Un match marqué par l’engagement physique

La rencontre, disputée le 5 juillet et remportée sur le plus petit des scores grâce à un penalty transformé par Kylian Mbappé, son septième but dans la compétition, a donné lieu à de nombreuses réactions dans la presse internationale. Plusieurs titres de la presse étrangère ont qualifié le jeu paraguayen de « football antisportif », « physique et brusque », ou encore de « brutal », relevant des « comportements grossiers ». L’équipe dirigée par Gustavo Alfaro aurait selon ces observateurs multiplié les fautes et les contacts rugueux, rendant la partie particulièrement heurtée pour l’équipe de France.
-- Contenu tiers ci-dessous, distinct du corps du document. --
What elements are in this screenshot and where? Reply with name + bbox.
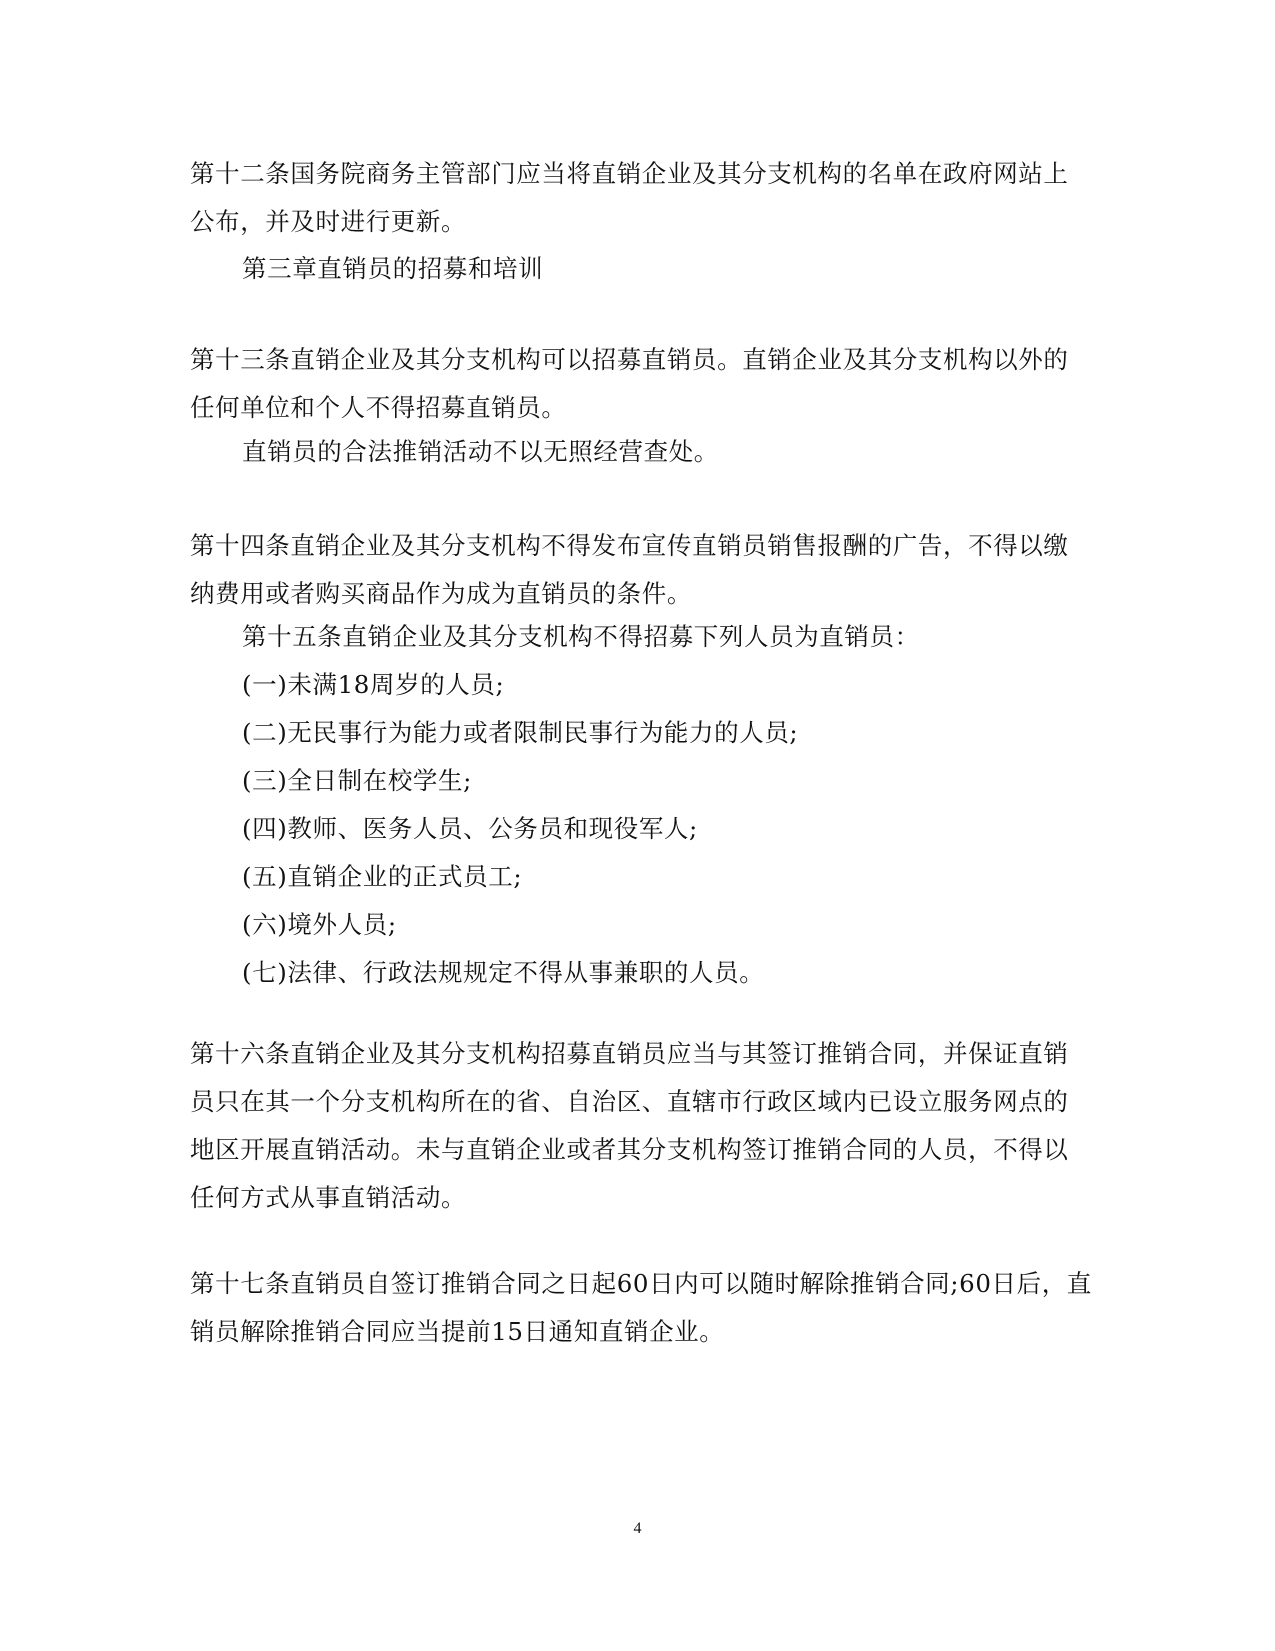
article-13-line-1: 第十三条直销企业及其分支机构可以招募直销员。直销企业及其分支机构以外的 — [190, 345, 1069, 374]
article-16 — [190, 1030, 1070, 1222]
page-number: 4 — [633, 1520, 642, 1537]
article-12 — [190, 150, 1070, 246]
chapter-3-title — [242, 245, 1070, 293]
article-12-line-2: 公布，并及时进行更新。 — [190, 207, 467, 236]
article-15-item-2: (二)无民事行为能力或者限制民事行为能力的人员; — [242, 718, 799, 747]
article-14-line-1: 第十四条直销企业及其分支机构不得发布宣传直销员销售报酬的广告，不得以缴 — [190, 531, 1069, 560]
article-14 — [190, 522, 1070, 618]
article-15-item-7: (七)法律、行政法规规定不得从事兼职的人员。 — [242, 958, 765, 987]
article-17 — [190, 1260, 1092, 1356]
chapter-3-title-text: 第三章直销员的招募和培训 — [242, 254, 544, 283]
article-15-item-6: (六)境外人员; — [242, 910, 397, 939]
article-17-line-1: 第十七条直销员自签订推销合同之日起60日内可以随时解除推销合同;60日后，直 — [190, 1269, 1092, 1298]
article-13-line-2: 任何单位和个人不得招募直销员。 — [190, 393, 567, 422]
article-16-line-4: 任何方式从事直销活动。 — [190, 1183, 467, 1212]
article-15-item-4: (四)教师、医务人员、公务员和现役军人; — [242, 814, 698, 843]
article-16-line-3: 地区开展直销活动。未与直销企业或者其分支机构签订推销合同的人员，不得以 — [190, 1135, 1069, 1164]
article-15-item-5: (五)直销企业的正式员工; — [242, 862, 523, 891]
article-15-item-1: (一)未满18周岁的人员; — [242, 670, 505, 699]
article-15 — [242, 613, 1070, 997]
article-16-line-1: 第十六条直销企业及其分支机构招募直销员应当与其签订推销合同，并保证直销 — [190, 1039, 1069, 1068]
article-13-paragraph-2 — [242, 428, 1070, 476]
article-13 — [190, 336, 1070, 432]
article-15-intro: 第十五条直销企业及其分支机构不得招募下列人员为直销员： — [242, 622, 920, 651]
article-12-line-1: 第十二条国务院商务主管部门应当将直销企业及其分支机构的名单在政府网站上 — [190, 159, 1069, 188]
article-16-line-2: 员只在其一个分支机构所在的省、自治区、直辖市行政区域内已设立服务网点的 — [190, 1087, 1069, 1116]
article-15-item-3: (三)全日制在校学生; — [242, 766, 472, 795]
article-13-paragraph-2-text: 直销员的合法推销活动不以无照经营查处。 — [242, 437, 719, 466]
article-14-line-2: 纳费用或者购买商品作为成为直销员的条件。 — [190, 579, 692, 608]
article-17-line-2: 销员解除推销合同应当提前15日通知直销企业。 — [190, 1317, 725, 1346]
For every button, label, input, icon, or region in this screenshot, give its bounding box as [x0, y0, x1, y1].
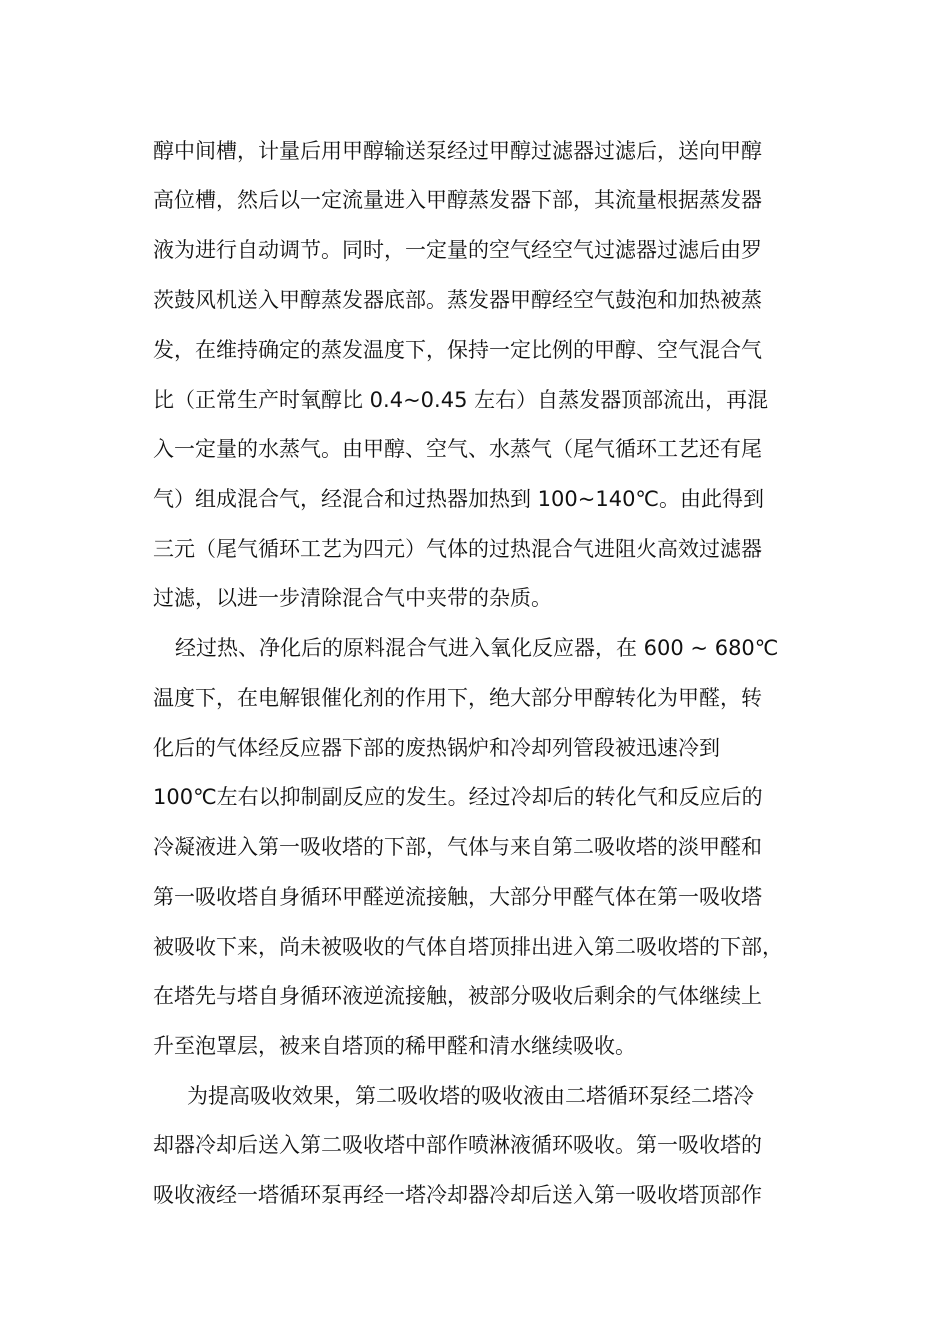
text-line: 吸收液经一塔循环泵再经一塔冷却器冷却后送入第一吸收塔顶部作: [153, 1183, 762, 1207]
text-line: 三元（尾气循环工艺为四元）气体的过热混合气进阻火高效过滤器: [153, 537, 762, 561]
text-line: 100℃左右以抑制副反应的发生。经过冷却后的转化气和反应后的: [153, 785, 763, 809]
text-line: 升至泡罩层，被来自塔顶的稀甲醛和清水继续吸收。: [153, 1034, 636, 1058]
paragraph-start-line: 为提高吸收效果，第二吸收塔的吸收液由二塔循环泵经二塔冷: [187, 1084, 754, 1108]
text-line: 却器冷却后送入第二吸收塔中部作喷淋液循环吸收。第一吸收塔的: [153, 1133, 762, 1157]
text-line: 过滤，以进一步清除混合气中夹带的杂质。: [153, 586, 552, 610]
text-line: 高位槽，然后以一定流量进入甲醇蒸发器下部，其流量根据蒸发器: [153, 188, 762, 212]
text-line: 液为进行自动调节。同时，一定量的空气经空气过滤器过滤后由罗: [153, 238, 762, 262]
text-line: 在塔先与塔自身循环液逆流接触，被部分吸收后剩余的气体继续上: [153, 984, 762, 1008]
text-line: 被吸收下来，尚未被吸收的气体自塔顶排出进入第二吸收塔的下部，: [153, 935, 783, 959]
paragraph-start-line: 经过热、净化后的原料混合气进入氧化反应器，在 600 ~ 680℃: [175, 636, 779, 660]
text-line: 入一定量的水蒸气。由甲醇、空气、水蒸气（尾气循环工艺还有尾: [153, 437, 762, 461]
text-line: 发，在维持确定的蒸发温度下，保持一定比例的甲醇、空气混合气: [153, 338, 762, 362]
text-line: 冷凝液进入第一吸收塔的下部，气体与来自第二吸收塔的淡甲醛和: [153, 835, 762, 859]
text-line: 气）组成混合气，经混合和过热器加热到 100~140℃。由此得到: [153, 487, 765, 511]
text-line: 第一吸收塔自身循环甲醛逆流接触，大部分甲醛气体在第一吸收塔: [153, 885, 762, 909]
text-line: 比（正常生产时氧醇比 0.4~0.45 左右）自蒸发器顶部流出，再混: [153, 388, 769, 412]
text-line: 化后的气体经反应器下部的废热锅炉和冷却列管段被迅速冷到: [153, 736, 720, 760]
text-line: 温度下，在电解银催化剂的作用下，绝大部分甲醇转化为甲醛，转: [153, 686, 762, 710]
text-line: 茨鼓风机送入甲醇蒸发器底部。蒸发器甲醇经空气鼓泡和加热被蒸: [153, 288, 762, 312]
text-line: 醇中间槽，计量后用甲醇输送泵经过甲醇过滤器过滤后，送向甲醇: [153, 139, 762, 163]
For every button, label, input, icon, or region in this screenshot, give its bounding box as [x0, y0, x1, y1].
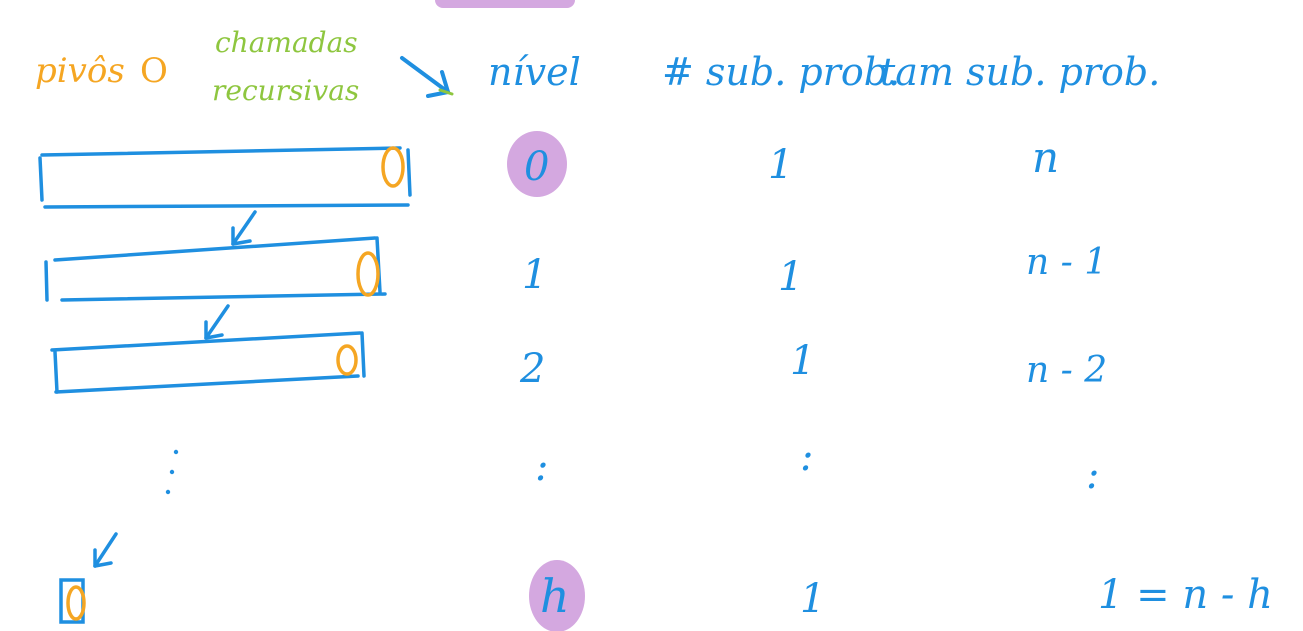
row-3-size: : [1086, 452, 1100, 498]
array-level-1 [46, 238, 385, 300]
row-3-count: : [800, 434, 814, 480]
row-0-size: n [1032, 133, 1060, 182]
pivot-symbol: O [140, 51, 168, 91]
down-arrow-icon [233, 212, 255, 244]
row-h-count: 1 [800, 576, 826, 622]
row-2-size: n - 2 [1026, 350, 1108, 391]
row-0-count: 1 [768, 142, 794, 188]
row-1-level: 1 [522, 252, 548, 298]
recursive-calls-label-line1: chamadas [215, 26, 358, 59]
row-1-count: 1 [778, 254, 804, 300]
row-0-level: 0 [524, 144, 550, 190]
row-2-count: 1 [790, 338, 816, 384]
down-arrow-icon [206, 306, 228, 338]
row-h-level: h [540, 569, 570, 623]
pivots-label: pivôs [35, 51, 125, 91]
recursive-calls-label-line2: recursivas [212, 74, 360, 107]
header-level: nível [488, 50, 581, 94]
down-arrow-icon [95, 534, 116, 566]
row-2-level: 2 [520, 346, 546, 392]
row-h-size: 1 = n - h [1098, 572, 1273, 618]
array-level-0 [40, 148, 410, 207]
pivot-circle-level-2 [338, 346, 356, 374]
top-highlight-mark [435, 0, 575, 8]
pivot-circle-level-1 [358, 253, 378, 295]
ellipsis-icon [166, 450, 178, 494]
header-subproblem-size: tam sub. prob. [880, 50, 1161, 94]
row-3-level: : [535, 444, 549, 490]
header-num-subproblems: # sub. prob. [662, 50, 901, 94]
pivot-circle-level-0 [383, 148, 403, 186]
array-level-2 [52, 333, 364, 392]
row-1-size: n - 1 [1026, 242, 1108, 283]
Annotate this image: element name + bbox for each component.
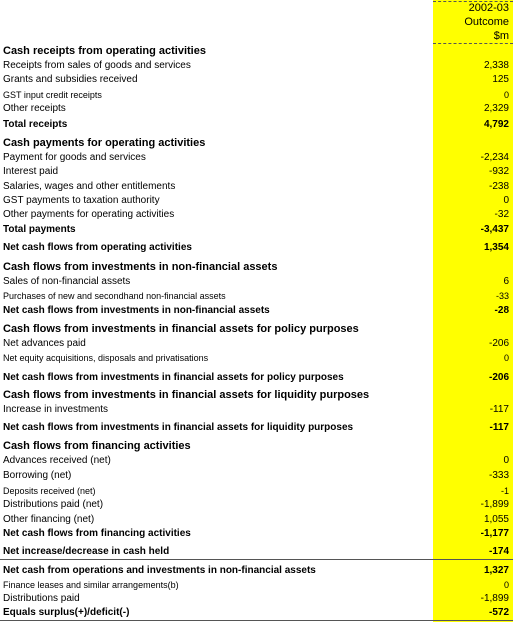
net-total-row: Net cash from operations and investments in non-financial assets 1,327 <box>3 565 509 576</box>
section-heading: Cash receipts from operating activities <box>3 45 206 57</box>
line-item: Borrowing (net) -333 <box>3 470 509 481</box>
line-item: GST payments to taxation authority 0 <box>3 195 509 206</box>
net-total-row: Net cash flows from investments in non-financial assets -28 <box>3 305 509 316</box>
net-total-row: Net cash flows from investments in financial assets for liquidity purposes -117 <box>3 422 509 433</box>
net-total-row: Net cash flows from investments in financial assets for policy purposes -206 <box>3 372 509 383</box>
line-item: Deposits received (net) -1 <box>3 486 509 496</box>
line-item: Increase in investments -117 <box>3 404 509 415</box>
line-item: Other financing (net) 1,055 <box>3 514 509 525</box>
line-item: Distributions paid -1,899 <box>3 593 509 604</box>
line-item: Advances received (net) 0 <box>3 455 509 466</box>
total-row: Total payments -3,437 <box>3 224 509 235</box>
line-item: Receipts from sales of goods and services 2,338 <box>3 60 509 71</box>
line-item: Payment for goods and services -2,234 <box>3 152 509 163</box>
line-item: Other receipts 2,329 <box>3 103 509 114</box>
column-unit: $m <box>493 30 509 42</box>
line-item: Salaries, wages and other entitlements -238 <box>3 181 509 192</box>
section-heading: Cash flows from financing activities <box>3 440 191 452</box>
total-row: Total receipts 4,792 <box>3 119 509 130</box>
section-heading: Cash payments for operating activities <box>3 137 206 149</box>
line-item: Distributions paid (net) -1,899 <box>3 499 509 510</box>
net-total-row: Net cash flows from financing activities -1,177 <box>3 528 509 539</box>
line-item: Purchases of new and secondhand non-financial assets -33 <box>3 291 509 301</box>
net-total-row: Net cash flows from operating activities 1,354 <box>3 242 509 253</box>
line-item: Other payments for operating activities -32 <box>3 209 509 220</box>
line-item: Net advances paid -206 <box>3 338 509 349</box>
summary-divider <box>0 559 513 560</box>
net-total-row: Net increase/decrease in cash held -174 <box>3 546 509 557</box>
column-year: 2002-03 <box>468 2 509 14</box>
line-item: Net equity acquisitions, disposals and privatisations 0 <box>3 353 509 363</box>
line-item: Interest paid -932 <box>3 166 509 177</box>
section-heading: Cash flows from investments in non-financial assets <box>3 261 278 273</box>
section-heading: Cash flows from investments in financial assets for liquidity purposes <box>3 389 370 401</box>
line-item: Finance leases and similar arrangements(b) 0 <box>3 580 509 590</box>
column-label: Outcome <box>464 16 509 28</box>
line-item: GST input credit receipts 0 <box>3 90 509 100</box>
section-heading: Cash flows from investments in financial assets for policy purposes <box>3 323 359 335</box>
bottom-rule <box>0 620 513 621</box>
line-item: Grants and subsidies received 125 <box>3 74 509 85</box>
line-item: Sales of non-financial assets 6 <box>3 276 509 287</box>
grand-total-row: Equals surplus(+)/deficit(-) -572 <box>3 607 509 618</box>
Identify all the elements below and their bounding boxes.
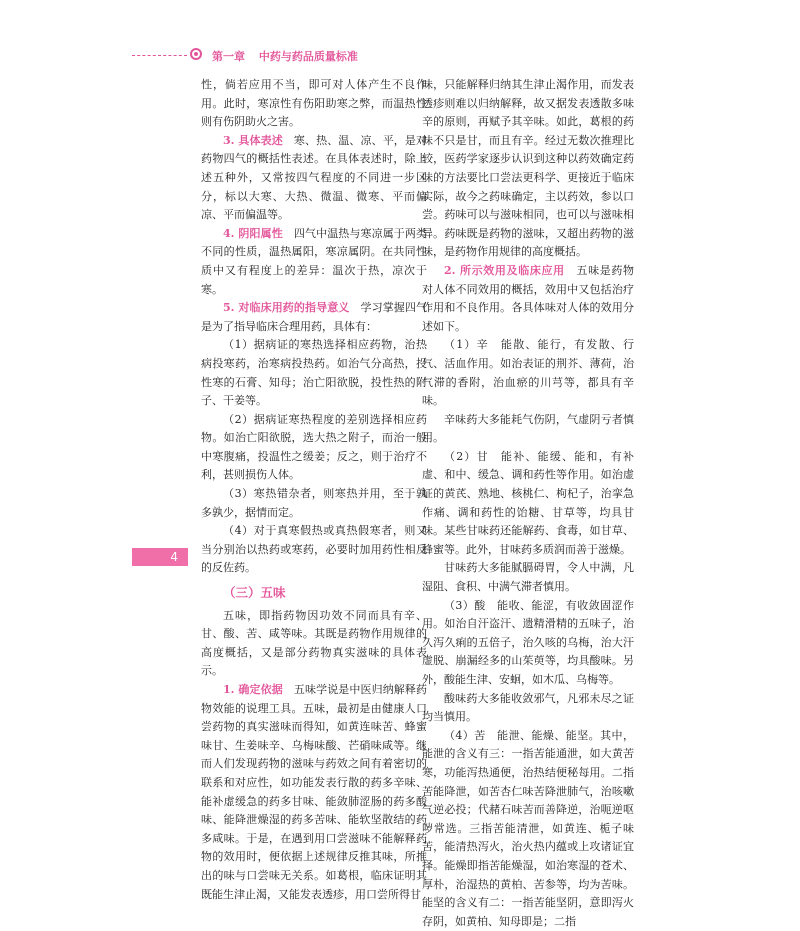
paragraph xyxy=(201,132,427,225)
subheading-keyword: 5. 对临床用药的指导意义 xyxy=(223,301,350,315)
section-heading: （三）五味 xyxy=(223,585,286,601)
paragraph xyxy=(422,559,634,596)
paragraph xyxy=(422,336,634,410)
running-header xyxy=(212,48,358,64)
paragraph-text: （1）据病证的寒热选择相应药物，治热病投寒药，治寒病投热药。如治气分高热，投性寒的石膏、知母；治亡阳欲脱，投性热的附子、干姜等。 xyxy=(201,338,427,408)
paragraph-text: （2）据病证寒热程度的差别选择相应药物。如治亡阳欲脱，选大热之附子，而治一般中寒腹痛，投温性之缓姜；反之，则于治疗不利，甚则损伤人体。 xyxy=(201,412,427,482)
subheading-keyword: 4. 阴阳属性 xyxy=(223,226,283,240)
paragraph-text: 寒、热、温、凉、平，是对药物四气的概括性表述。在具体表述时，除上述五种外，又常按四气程度的不同进一步区分，标以大寒、大热、微温、微寒、平而偏凉、平而偏温等。 xyxy=(201,133,427,222)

Le penalty accordé aux Bleus a également été un sujet de discussion : pour certains, la décision de l’arbitre ouzbek Ilgiz Tantashev était justifiée ; pour d’autres, elle restait discutable dans un match où l’arbitrage a été pointé du doigt pour son manque de sévérité envers les défenseurs paraguayens. L’ancien milieu de terrain Alain Giresse, champion d’Europe 1984, a clairement pris parti, estimant que l’homme en noir n’a pas suffisamment protégé les attaquants français.

Des Bleus sous pression

Sur le terrain, les joueurs français se sont longtemps heurtés à une défense paraguayenne très regroupée et rugueuse. La presse française a parlé d’une équipe qui a « déjoué les pièges » de son adversaire, soulignant la difficulté à trouver des espaces face à un bloc bas. Le sélectionneur Didier Deschamps a dû composer sans son milieu de terrain titulaire Aurélien Tchouaméni, forfait de dernière minute, remplacé par Manu Koné. Ce dernier a livré une prestation solide au milieu de terrain, même si l’équipe a peiné à imposer son rythme en première période.

La polémique autour de l’arbitrage et du jeu paraguayen a quelque peu éclipsé la performance des Bleus et leur préparation pour le choc à venir. Désormais qualifiés, ils affronteront le Maroc en quarts de finale, une équipe qui avait déjà créé la surprise en 2022. Les supporters français, soulagés après cette victoire difficile, espèrent que leur équipe saura hausser son niveau de jeu pour ce rendez-vous.

Un débat international

Les déclarations d’Alain Giresse rejoignent un flux de commentaires plus larges, notamment sur les réseaux sociaux et dans les tribunes, où de nombreux observateurs ont dénoncé ce qu’ils considèrent comme un manque de fair-play de la part du Paraguay. La Fédération paraguayenne n’a pas encore réagi officiellement à ces accusations. Pour l’équipe de France, l’essentiel est acquis : une place en quarts, acquise dans la douleur, et un nouveau défi de taille face au Maroc. Les Bleus se disent « pleins de respect » pour leur prochain adversaire, tout en reconnaissant que le match contre le Paraguay a été un véritable combat physique.